Me vois-tu ?

L’histoire de l’esclave égyptienne Hagar, de sa maîtresse Saraï et de son mari Abram est une dramaturgie biblique qui nous questionne. Comme souvent, la Bible ne porte pas de jugement sur l’attitude des uns et des autres.

Esclavage, exploitation sexuelle, maltraitance, exclusion, sont quelques-uns des thèmes présents dans cette histoire et qui passent mal dans notre contexte de « cancel culture[1] » et de « wokisme[2] ». Certes, le décalage culturel est important et on ressent bien la distance qui nous sépare d’un récit aussi ancien, d’où la nécessité de l’interprétation.

Un élément apparaît qui mérite réflexion : l’accompagnement et l’empathie de Dieu et de son messager vis-à-vis d’Hagar et de son fils Ismaël.[3] L’attention, l’intérêt, les encouragements et les soins octroyés par Dieu indiquent aux lecteurs que face à la dureté des rapports de domination qui peuvent exister entre les êtres humains, il faut toujours veiller à garder les yeux ouverts.

Dans ce sens, être « éveillé » ne consiste pas à essayer d’annuler ou d’effacer les individus ou les groupes d’oppression, mais de « voir » et de se tenir à côté des oppressés. Être conscient des injustices, les dénoncer et agir pour les corriger est sans doute utile.
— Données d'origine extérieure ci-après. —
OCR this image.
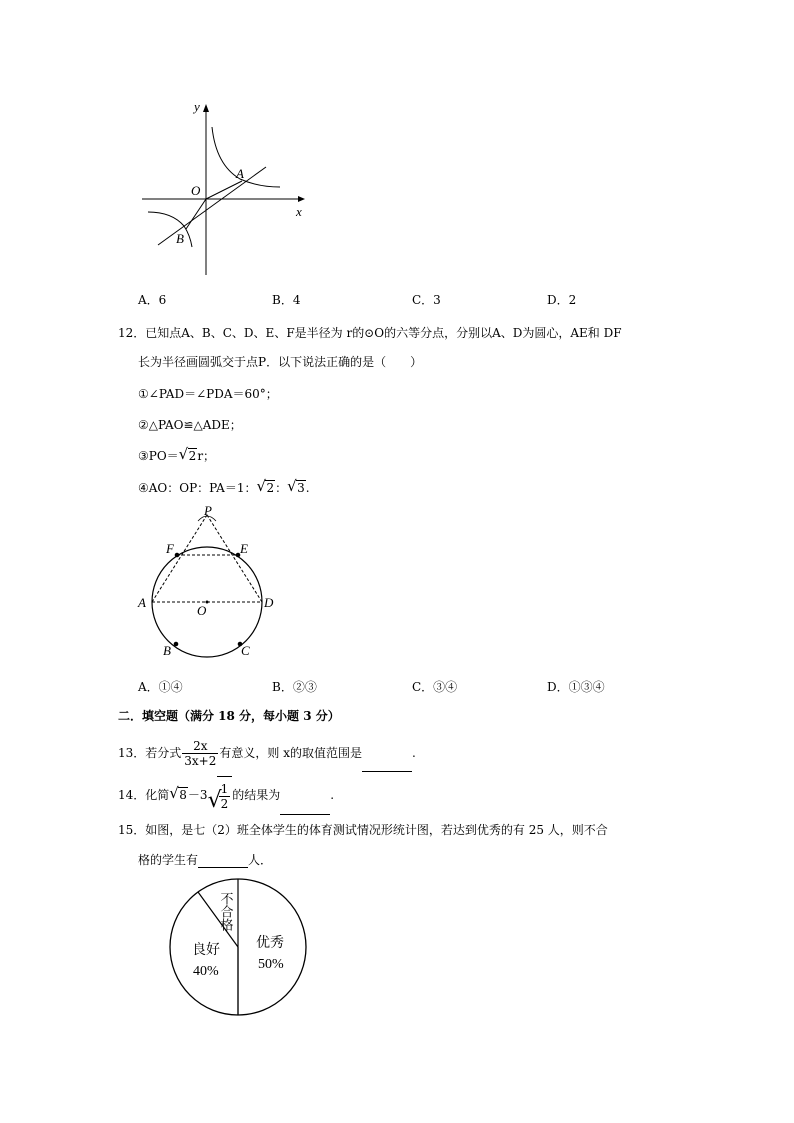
y
x
O
A
B
A．6	B．4	C．3	D．2
12．已知点A、B、C、D、E、F是半径为 r的⊙O的六等分点，分别以A、D为圆心，AE和 DF
长为半径画圆弧交于点P．以下说法正确的是（　　）
①∠PAD＝∠PDA＝60°；
②△PAO≌△ADE；
③PO＝ √ 2r；
④AO：OP：PA＝1： √ 2： √ 3.
P
F	E
A	D
O
B	C
A．①④	B．②③	C．③④	D．①③④
二．填空题（满分 18 分，每小题 3 分）
13．若分式 $\frac{2x}{3x+2}$ 有意义，则 x的取值范围是	.
14．化简 √ 8－3 √
$\frac{1}{2}$ 的结果为	.
15．如图，是七（2）班全体学生的体育测试情况形统计图，若达到优秀的有 25 人，则不合
格的学生有	人．
优秀
50%
良好
40%
不合格
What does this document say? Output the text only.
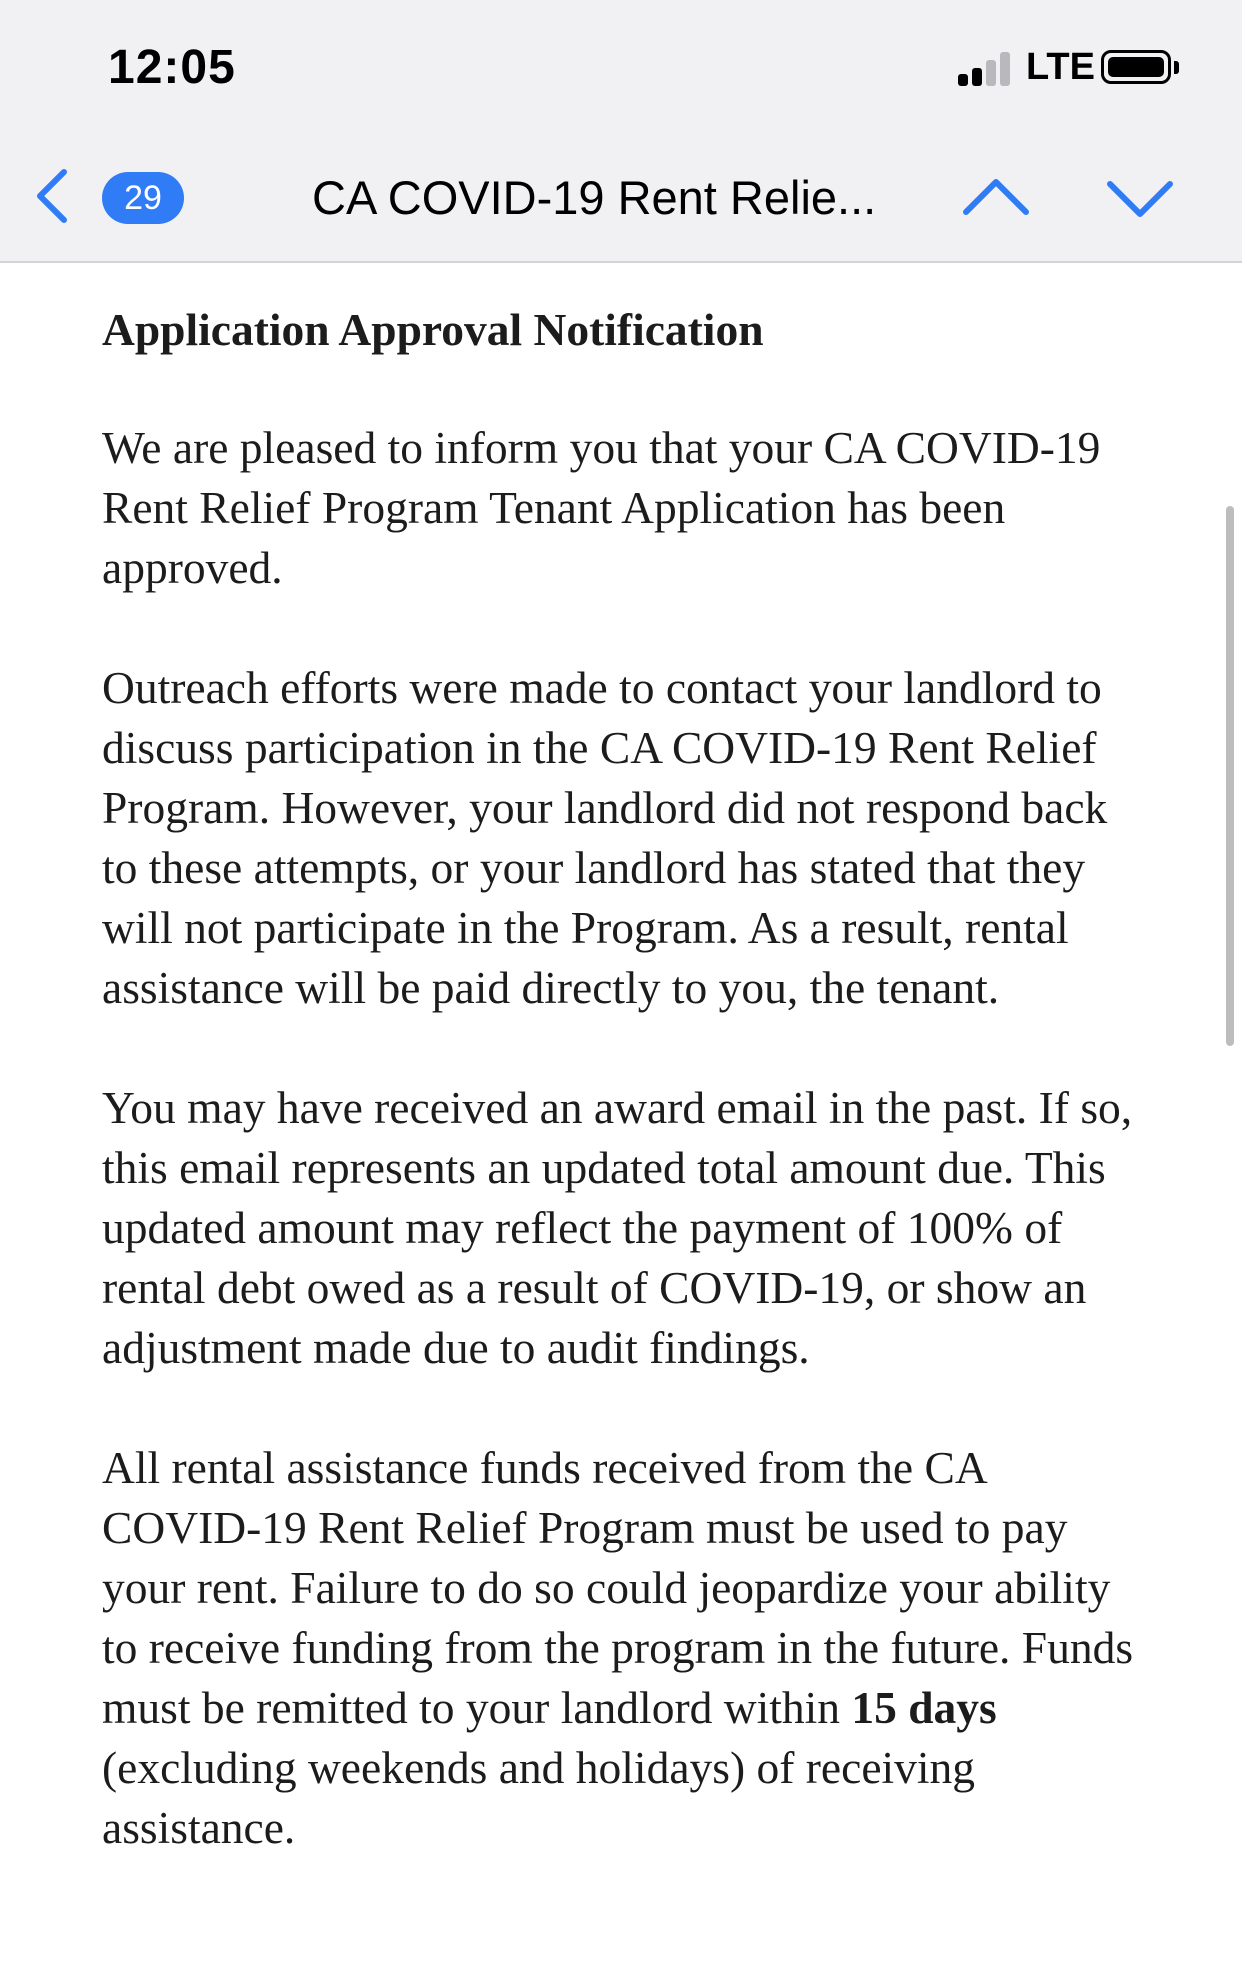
12:05	LTE
29	CA COVID-19 Rent Relie...
Application Approval Notification

We are pleased to inform you that your CA COVID-19 Rent Relief Program Tenant Application has been approved.

Outreach efforts were made to contact your landlord to discuss participation in the CA COVID-19 Rent Relief Program. However, your landlord did not respond back to these attempts, or your landlord has stated that they will not participate in the Program. As a result, rental assistance will be paid directly to you, the tenant.

You may have received an award email in the past. If so, this email represents an updated total amount due. This updated amount may reflect the payment of 100% of rental debt owed as a result of COVID-19, or show an adjustment made due to audit findings.

All rental assistance funds received from the CA COVID-19 Rent Relief Program must be used to pay your rent. Failure to do so could jeopardize your ability to receive funding from the program in the future. Funds must be remitted to your landlord within 15 days (excluding weekends and holidays) of receiving assistance.
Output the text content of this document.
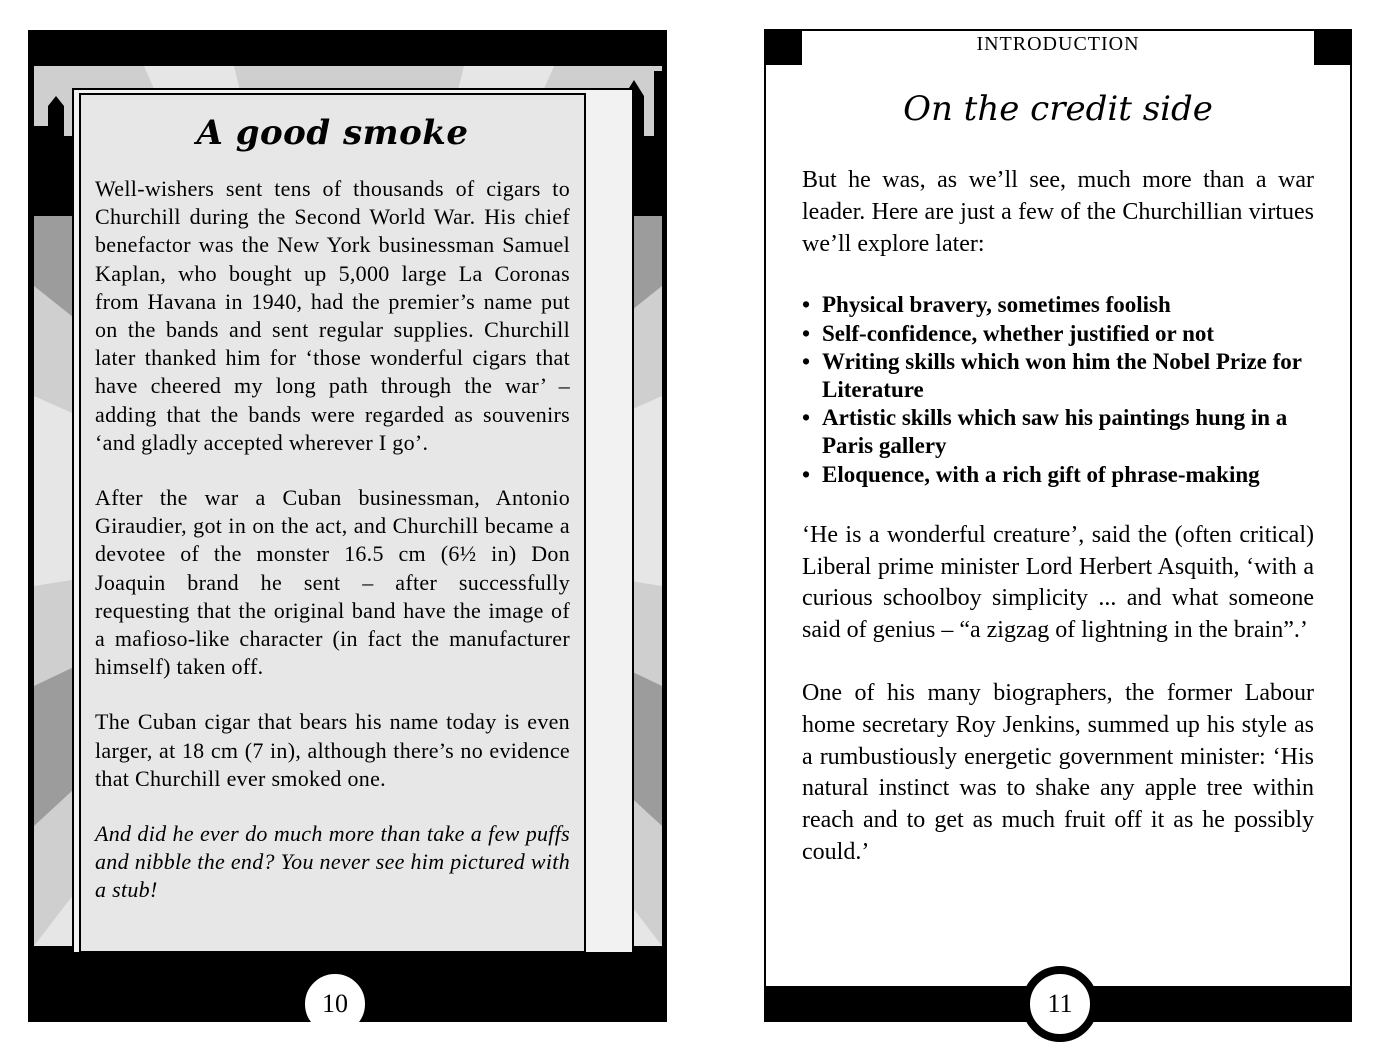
A good smoke

Well-wishers sent tens of thousands of cigars to Churchill during the Second World War. His chief benefactor was the New York businessman Samuel Kaplan, who bought up 5,000 large La Coronas from Havana in 1940, had the premier’s name put on the bands and sent regular supplies. Churchill later thanked him for ‘those wonderful cigars that have cheered my long path through the war’ – adding that the bands were regarded as souvenirs ‘and gladly accepted wherever I go’.

After the war a Cuban businessman, Antonio Giraudier, got in on the act, and Churchill became a devotee of the monster 16.5 cm (6½ in) Don Joaquin brand he sent – after successfully requesting that the original band have the image of a mafioso-like character (in fact the manufacturer himself) taken off.

The Cuban cigar that bears his name today is even larger, at 18 cm (7 in), although there’s no evidence that Churchill ever smoked one.

And did he ever do much more than take a few puffs and nibble the end? You never see him pictured with a stub!

10
INTRODUCTION
On the credit side

But he was, as we’ll see, much more than a war leader. Here are just a few of the Churchillian virtues we’ll explore later:

• Physical bravery, sometimes foolish
• Self-confidence, whether justified or not
• Writing skills which won him the Nobel Prize for Literature
• Artistic skills which saw his paintings hung in a Paris gallery
• Eloquence, with a rich gift of phrase-making

‘He is a wonderful creature’, said the (often critical) Liberal prime minister Lord Herbert Asquith, ‘with a curious schoolboy simplicity ... and what someone said of genius – “a zigzag of lightning in the brain”.’

One of his many biographers, the former Labour home secretary Roy Jenkins, summed up his style as a rumbustiously energetic government minister: ‘His natural instinct was to shake any apple tree within reach and to get as much fruit off it as he possibly could.’

11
Mais ce qui fait véritablement la différence, c’est cette capacité divine donnée aux êtres humains à écouter, à regarder, à accompagner les « Hagar » de notre société.

Et « voir » la victime d’une injustice, c’est aussi lui faire confiance et croire au potentiel de résistance et de résilience qui l’habite. Être vu, reconnu, entendu peut remettre debout et changer la trajectoire d’une vie !


[1] La cancel culture (de l'anglais cancel, « annuler »), aussi appelée en français culture de l'effacement ou culture de l'annulation, est une pratique apparue aux États-Unis consistant à dénoncer publiquement, en vue de leur ostracisation, des individus, groupes ou institutions responsables d'actes, de comportements ou de propos perçus comme inadmissibles.

[2] Le wokisme est un mouvement social qui a émergé aux États-Unis, suite à celui des « Black Lives Matter ». Issu de l’anglais et du mot « woke » pour « awake », qui signifie « éveillé », cette idéologie désigne le fait d’être conscient des problèmes de justice sociale et du racisme au sein de notre société. Les personnes qui se revendiquent du « wokisme » sont donc considérées comme étant « woke ».